1.4 As políticas públicas de acesso e permanência no ensino superior entre as décadas de 1990 e

1.4.1 As políticas educacionais de garantia de acesso e permanência no ensino superior nas instituições privadas: entre os governos FHC e Lula.

1.4.1.1 Fundo de Financiamento ao Estudante do Ensino Superior FIES

Apesar de o governo FHC defender a privatização de bens e serviços e estar alicerçado na ideologia neoliberal, havia grupos que objetivavam o fortalecimento de um Estado Social e que buscavam alternativas para a democratização do acesso ao ensino superior. Sendo assim, a partir da correlação de forças estabelecida entre as partes envolvidas no processo, de um lado os que defendiam a gratuidade e expansão do ensino superior público e do outro aqueles que defendiam o setor privado de educação superior, foi possível combinar os interesses mútuos de forma a garantir a coexistência de instituições públicas e privadas de ensino superior, porém, com forte incentivo à privatização da área. É interessante pensar que qualquer ação que visasse a expansão do acesso ao ensino superior teria suas bases alicerçadas em ações de fortalecimento das IES privadas e, também, de enfraquecimento das IFES ou mesmo de quaisquer ações que viessem a ser de responsabilidade do Estado. Sobre o exposto, Paula (2006, p. 134) traz que, em especial na década de 1990,

[...] com a crise fiscal do Estado em várias partes do mundo e o avanço do modelo neoliberal, começou a se dar um novo tipo de relação universidade- governo. O Estado vai retirando-se progressivamente do financiamento da mesma, adotando políticas de ajuste neoliberal. Nesse sentido a educação superior passa a ser concebida como serviço a ser vendido e comprado no mercado, deixando de ser vista como direito do cidadão e dever do Estado. Esta concepção, ditada sobretudo nos organismos internacionais, tais como OMC, Banco Mundial, FMI, dentre outros, tem exercido forte influência sobre o caso brasileiro, sendo a educação superior colocada numa relação estreita de custo/benefício, segundo uma ótica instrumental reducionista. Dessa forma, as políticas públicas para o ensino superior e de garantia de acesso a esse nível educacional, nesse período, foram fortemente conduzidas pela lógica neoliberal. O discurso e a prática relativos às políticas educacionais estiveram bastante afinados e revelaram a intensificação da parceria público/privada, com a propagação de cursos pagos de extensão e com a estreita relação entre fundações privadas e universidades públicas (CARVALHO, 2006,

p. 130). Nesse período, as políticas sociais e o Estado Social não eram incentivados. As políticas e programas criados nesse momento refletiam exatamente a concepção adotada pelo governo FHC, alicerçada na ideologia neoliberal. Indo ao encontro dos interesses desse governo, o FIES surge como reflexo dessa ideologia que permeava esse momento, tornando- se a principal alternativa para aqueles que desejavam graduar-se, mas não tinham condições financeiras imediatas para se manter no curso superior.

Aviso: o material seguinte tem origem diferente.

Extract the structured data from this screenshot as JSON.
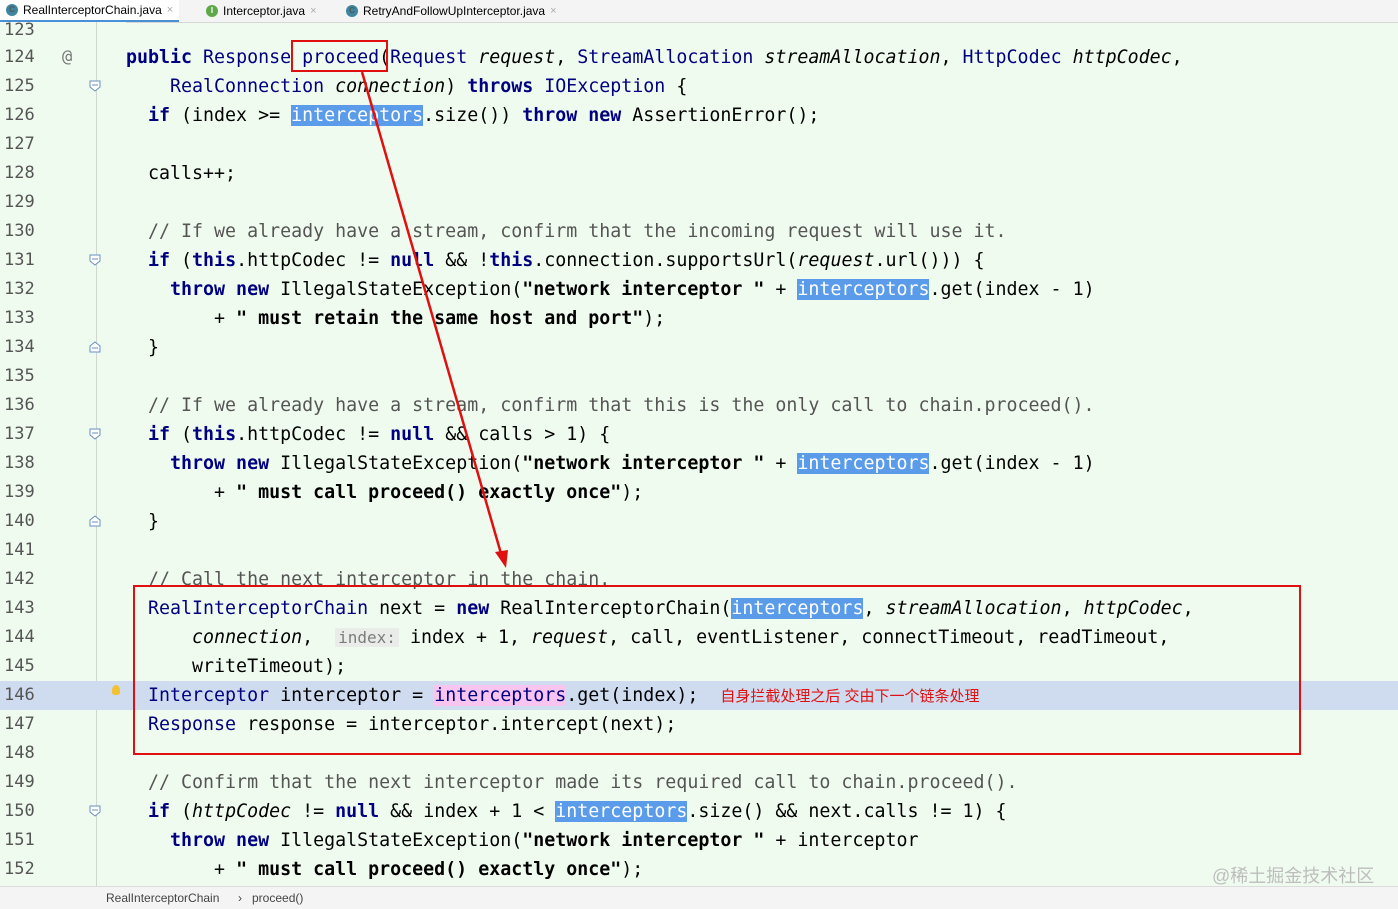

O FIES foi, portanto, um instrumento criado objetivando compor a proposta do governo FHC de democratização da educação superior, indo ao encontro também da questão da ociosidade das vagas da rede privada (PINTO, 2004, p. 747). Naquele momento, a expansão do setor privado, apresentava resultados desagradáveis: excesso de vagas ociosas nas várias instituições privadas, ou por não preenchimento das mesmas no momento do vestibular, ou ainda por evasão. Sendo assim, o FIES foi um mecanismo de acesso ao ensino superior destinado aos graduandos das IES particulares de forma a financiar o curso daqueles que não apresentam condições econômicas para arcar com as mensalidades. Para tanto, o aluno deveria estar matriculado em uma IES particular inscrita no programa e o curso teria que ter passado por avaliação do MEC e deveria ter obtido resultado satisfatório nessa avaliação.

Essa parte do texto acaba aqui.